Como observa Bonhoeffer, «el juramento arroja la sombra de la duda sobre cualquier otra palabra humana. Por eso viene 'del Maligno'. Pero el discípulo tiene que ser luz en todas sus palabras».

El que no tiene nada que esconder delante de su Señor, no tiene nada que esconder o que falsear ante ningún otro.

El discípulo (y la Iglesia) no necesita esconder ni siquiera sus pecados, dado que la cruz de Cristo, además de perdonarlos, los revela, los manifiesta abiertamente.

Y también dice Bonhoeffer: «No hay verdad ante Jesús sin verdad ante los hombres. No se puede seguir a Jesús sin vivir en la verdad descubierta ante Dios y los hombres».


La provocación del «pero yo os digo»

Hoy, el «pero yo os digo» de Cristo introduce un elemento de ruptura respecto a los muchos maestros, a las muchas voces que nos asedian y nos condicionan.

Entendámonos: el discípulo que recoge ese inquietante «pero yo os digo», no se ve invitado a obedecer a los «antiguos» en oposición a los convincentes «modernos». Sintoniza, más bien, con una palabra «distinta», que viene de lejos, pero que se manifiesta siempre nueva y se traduce en comportamientos insólitos, sorprendentes, originales, no programables.

El recorrido del cristiano no es un recorrido «obligado», tal como pretenderían las propagandas y las modas y los más rancios tradicionalismos, sino «sorprendente».

El discípulo, que vive en el régimen de la gracia, está llamado a escoger (es la situación que se nos describe en la primera lectura), a tomar decisiones, en una actitud de verdadera libertad y con un marcado sentido de responsabilidad personal, que no puede delegar en ningún otro.

Pero la opción no tiene como referencia un montón de prescripciones formuladas una vez por todas, una serie de normas fijadas ya de antemano, un guión establecido, sino la atención a la voz del Espíritu que, además de ofrecernos una orientación de fondo, se convierte en cada ocasión en «inspiradora» de comportamientos inesperados, audaces, generosos, que nadie da por descontados.

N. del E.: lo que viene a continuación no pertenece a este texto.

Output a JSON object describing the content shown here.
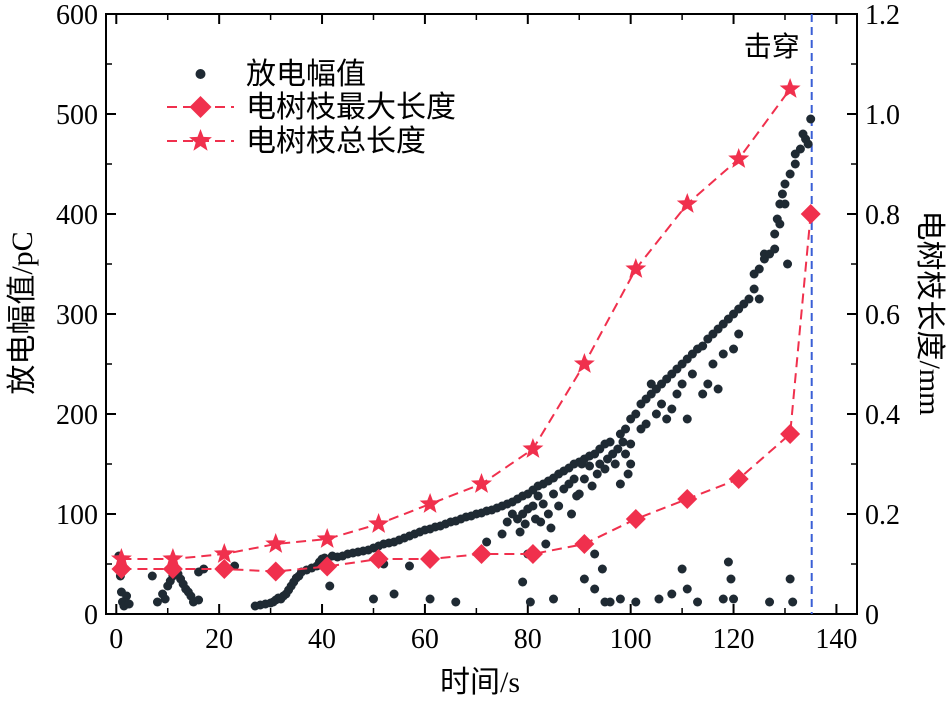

Y el terreno en que se mueve no es el terreno árido de un código, sino el blando y fértil de la vida.

Finalmente, será conveniente no olvidar que la mirada del creyente oscila continuamente entre dos polos que siempre aparecen unidos: las exigencias «imposibles» pero necesarias de Dios y su infinita indulgencia.

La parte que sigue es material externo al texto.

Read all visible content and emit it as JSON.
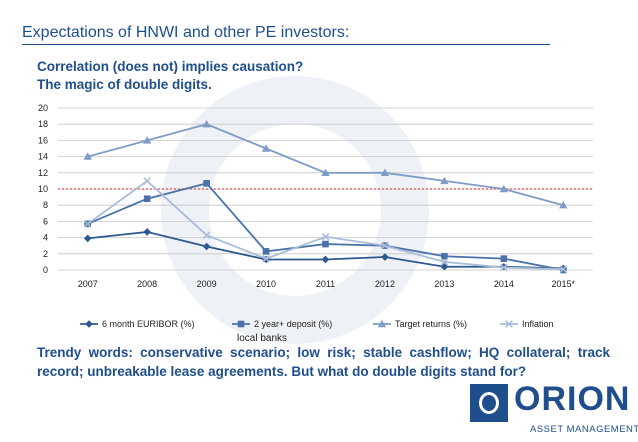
{
  "slide": {
    "title": "Expectations of HNWI and other PE investors:",
    "subtitle_line1": "Correlation (does not) implies causation?",
    "subtitle_line2": "The magic of double digits.",
    "under_legend": "local banks",
    "body": "Trendy words: conservative scenario; low risk; stable cashflow; HQ collateral; track record; unbreakable lease agreements. But what do double digits stand for?"
  },
  "logo": {
    "word": "ORION",
    "tagline": "ASSET MANAGEMENT",
    "brand_color": "#1f4e8c"
  },
  "chart_data": {
    "type": "line",
    "title": "",
    "xlabel": "",
    "ylabel": "",
    "categories": [
      "2007",
      "2008",
      "2009",
      "2010",
      "2011",
      "2012",
      "2013",
      "2014",
      "2015*"
    ],
    "ylim": [
      0,
      20
    ],
    "yticks": [
      0,
      2,
      4,
      6,
      8,
      10,
      12,
      14,
      16,
      18,
      20
    ],
    "grid": true,
    "legend_position": "bottom",
    "reference_line": {
      "value": 10,
      "color": "#e05050",
      "style": "dotted"
    },
    "series": [
      {
        "name": "6 month EURIBOR (%)",
        "marker": "diamond",
        "color": "#2e5890",
        "values": [
          3.9,
          4.7,
          2.9,
          1.3,
          1.3,
          1.6,
          0.4,
          0.4,
          0.2
        ]
      },
      {
        "name": "2 year+ deposit (%)",
        "marker": "square",
        "color": "#4a72a8",
        "values": [
          5.7,
          8.8,
          10.7,
          2.3,
          3.2,
          3.0,
          1.7,
          1.4,
          0.0
        ]
      },
      {
        "name": "Target returns (%)",
        "marker": "triangle",
        "color": "#7f9cc6",
        "values": [
          14,
          16,
          18,
          15,
          12,
          12,
          11,
          10,
          8
        ]
      },
      {
        "name": "Inflation",
        "marker": "x",
        "color": "#a9bcd9",
        "values": [
          5.7,
          11.0,
          4.3,
          1.4,
          4.1,
          3.0,
          1.0,
          0.3,
          0.1
        ]
      }
    ]
  }
}
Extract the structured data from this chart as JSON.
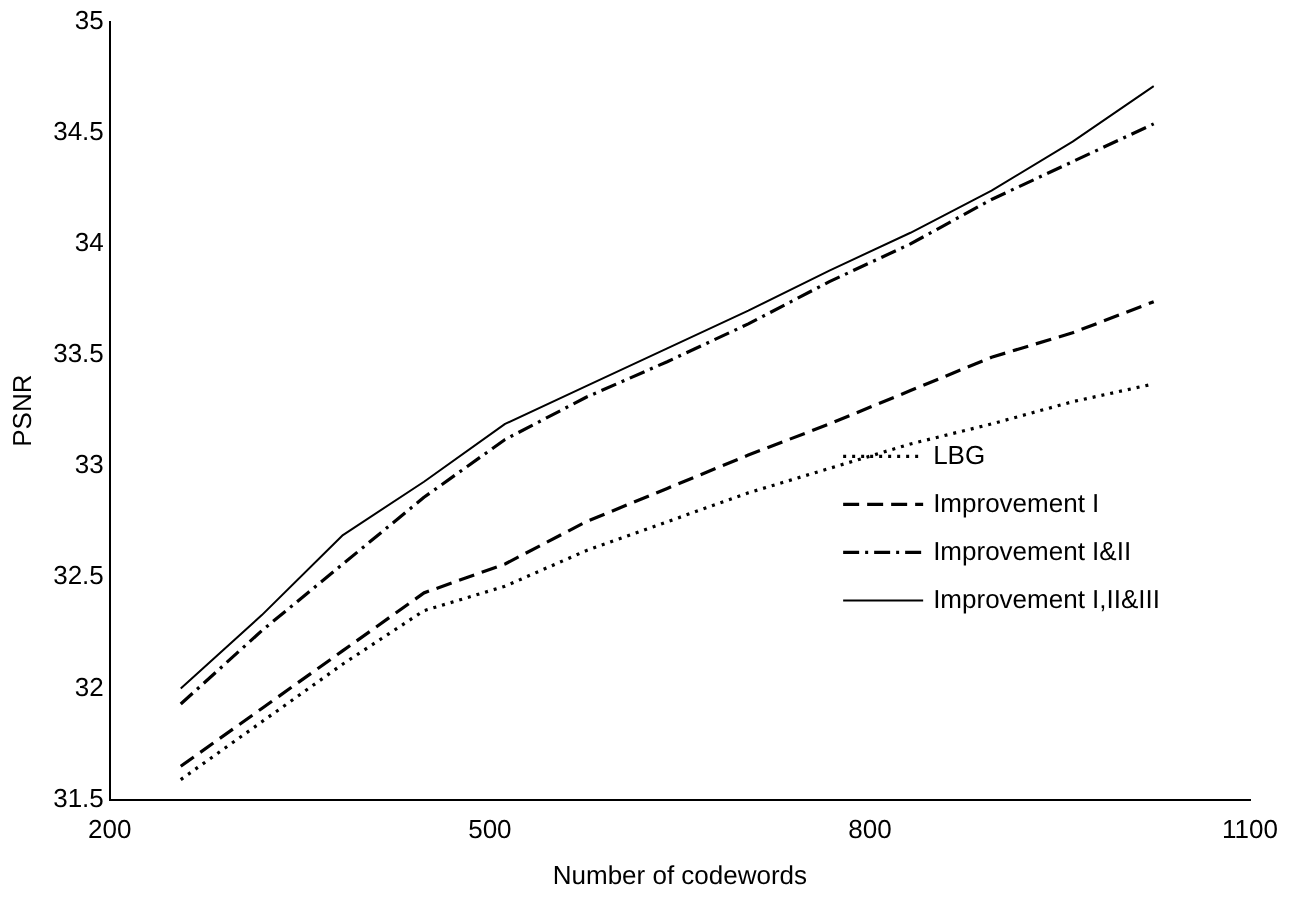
{
  "chart_data": {
    "type": "line",
    "xlabel": "Number of codewords",
    "ylabel": "PSNR",
    "x": [
      256,
      320,
      384,
      448,
      512,
      576,
      640,
      704,
      768,
      832,
      896,
      960,
      1024
    ],
    "xlim": [
      200,
      1100
    ],
    "xticks": [
      200,
      500,
      800,
      1100
    ],
    "ylim": [
      31.5,
      35
    ],
    "yticks": [
      31.5,
      32,
      32.5,
      33,
      33.5,
      34,
      34.5,
      35
    ],
    "grid": false,
    "legend": "right",
    "marker": "none",
    "series": [
      {
        "name": "LBG",
        "color": "#000000",
        "line_style": "dotted",
        "values": [
          31.59,
          31.85,
          32.11,
          32.35,
          32.46,
          32.62,
          32.75,
          32.88,
          32.99,
          33.1,
          33.19,
          33.29,
          33.37
        ]
      },
      {
        "name": "Improvement I",
        "color": "#000000",
        "line_style": "dashed",
        "values": [
          31.65,
          31.91,
          32.17,
          32.43,
          32.56,
          32.75,
          32.9,
          33.05,
          33.19,
          33.34,
          33.49,
          33.6,
          33.74
        ]
      },
      {
        "name": "Improvement I&II",
        "color": "#000000",
        "line_style": "dashdot",
        "values": [
          31.93,
          32.26,
          32.56,
          32.86,
          33.12,
          33.31,
          33.47,
          33.64,
          33.83,
          34.0,
          34.2,
          34.37,
          34.54
        ]
      },
      {
        "name": "Improvement I,II&III",
        "color": "#000000",
        "line_style": "solid",
        "values": [
          32.0,
          32.33,
          32.69,
          32.93,
          33.19,
          33.36,
          33.53,
          33.7,
          33.88,
          34.05,
          34.24,
          34.46,
          34.71
        ]
      }
    ]
  }
}
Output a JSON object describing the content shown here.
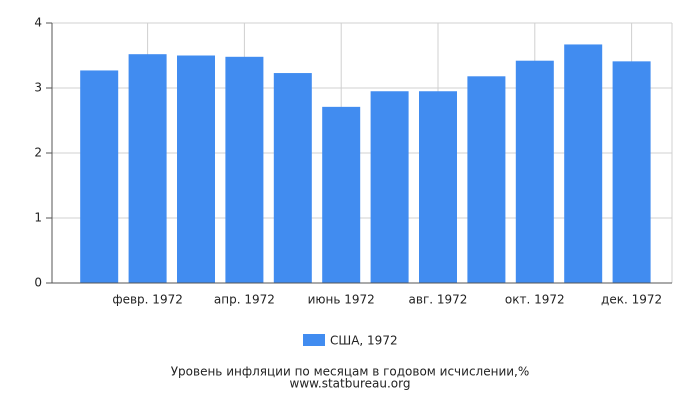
{
  "chart_data": {
    "type": "bar",
    "title": "Уровень инфляции по месяцам в годовом исчислении,%",
    "source": "www.statbureau.org",
    "categories": [
      null,
      "февр. 1972",
      null,
      "апр. 1972",
      null,
      "июнь 1972",
      null,
      "авг. 1972",
      null,
      "окт. 1972",
      null,
      "дек. 1972"
    ],
    "series": [
      {
        "name": "США, 1972",
        "color": "#418cf0",
        "values": [
          3.27,
          3.52,
          3.5,
          3.48,
          3.23,
          2.71,
          2.95,
          2.95,
          3.18,
          3.42,
          3.67,
          3.41
        ]
      }
    ],
    "ylim": [
      0,
      4
    ],
    "yticks": [
      0,
      1,
      2,
      3,
      4
    ],
    "grid": true
  }
}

Cristo, porque nos ama, porque quiere nuestra felicidad, nos pide mucho, nos pide la totalidad. Pero, al mismo tiempo, no ignora nuestras debilidades y nuestras miserias.

Pretende una respuesta seria, un compromiso absoluto. Y espera al mismo tiempo el arrepentimiento y el reconocimiento humilde de nuestras insuficiencias.

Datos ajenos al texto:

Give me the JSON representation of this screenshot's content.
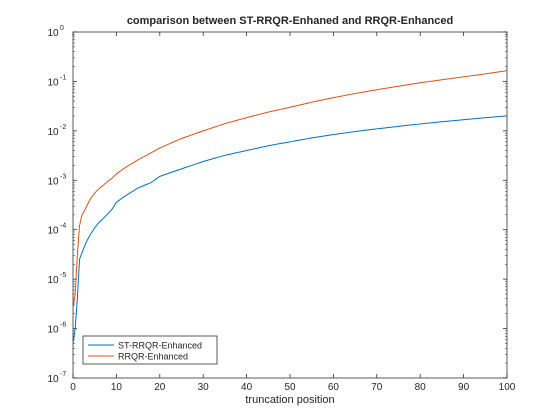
{
  "chart_data": {
    "type": "line",
    "title": "comparison between ST-RRQR-Enhaned and RRQR-Enhanced",
    "xlabel": "truncation position",
    "ylabel": "",
    "xlim": [
      0,
      100
    ],
    "ylim": [
      1e-07,
      1
    ],
    "yscale": "log",
    "grid": false,
    "legend_position": "bottom-left",
    "x_ticks": [
      "0",
      "10",
      "20",
      "30",
      "40",
      "50",
      "60",
      "70",
      "80",
      "90",
      "100"
    ],
    "y_ticks": [
      {
        "base": "10",
        "exp": "-7"
      },
      {
        "base": "10",
        "exp": "-6"
      },
      {
        "base": "10",
        "exp": "-5"
      },
      {
        "base": "10",
        "exp": "-4"
      },
      {
        "base": "10",
        "exp": "-3"
      },
      {
        "base": "10",
        "exp": "-2"
      },
      {
        "base": "10",
        "exp": "-1"
      },
      {
        "base": "10",
        "exp": "0"
      }
    ],
    "series": [
      {
        "name": "ST-RRQR-Enhanced",
        "color": "#0072bd",
        "x": [
          0,
          0.5,
          1,
          1.5,
          2,
          3,
          4,
          5,
          6,
          7,
          8,
          9,
          10,
          12,
          15,
          18,
          20,
          25,
          30,
          35,
          40,
          45,
          50,
          55,
          60,
          65,
          70,
          75,
          80,
          85,
          90,
          95,
          100
        ],
        "y": [
          5e-07,
          1e-06,
          4e-06,
          2.5e-05,
          3.3e-05,
          5.5e-05,
          8e-05,
          0.00011,
          0.00014,
          0.00017,
          0.00021,
          0.00026,
          0.00036,
          0.00048,
          0.0007,
          0.0009,
          0.0012,
          0.0017,
          0.0024,
          0.0032,
          0.004,
          0.005,
          0.006,
          0.0072,
          0.0084,
          0.0097,
          0.011,
          0.0123,
          0.0138,
          0.0153,
          0.0168,
          0.0185,
          0.02
        ]
      },
      {
        "name": "RRQR-Enhanced",
        "color": "#d95319",
        "x": [
          0,
          0.5,
          1,
          1.5,
          2,
          3,
          4,
          5,
          6,
          7,
          8,
          9,
          10,
          12,
          15,
          18,
          20,
          25,
          30,
          35,
          40,
          45,
          50,
          55,
          60,
          65,
          70,
          75,
          80,
          85,
          90,
          95,
          100
        ],
        "y": [
          2.5e-06,
          5e-06,
          3e-05,
          0.00012,
          0.00019,
          0.00028,
          0.00042,
          0.00055,
          0.00068,
          0.0008,
          0.00095,
          0.0011,
          0.00135,
          0.0018,
          0.0026,
          0.0036,
          0.0045,
          0.007,
          0.01,
          0.014,
          0.0185,
          0.024,
          0.03,
          0.038,
          0.047,
          0.057,
          0.068,
          0.08,
          0.094,
          0.108,
          0.124,
          0.142,
          0.165
        ]
      }
    ]
  }
}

Dios, «a los que lo aman» —como recuerda Pablo en la segunda lectura— les ha revelado cosas nunca vistas ni oídas. Ha depositado como un secreto, y también como un germen, estas cosas inauditas e impensables en el corazón de los creyentes. Y este germen produce una sabiduría «divina, misteriosa, escondida», que no es de este mundo ni de los que dominan este mundo, sino que la comunica únicamente el Espíritu a través de la escuela y la fuerza del Crucificado.

Se trata de todos modos de que cada uno de nosotros nos dejemos provocar, sacudir continuamente, por aquel insistente «pero yo os digo», que nos empuja al terreno de la novedad más desconcertante.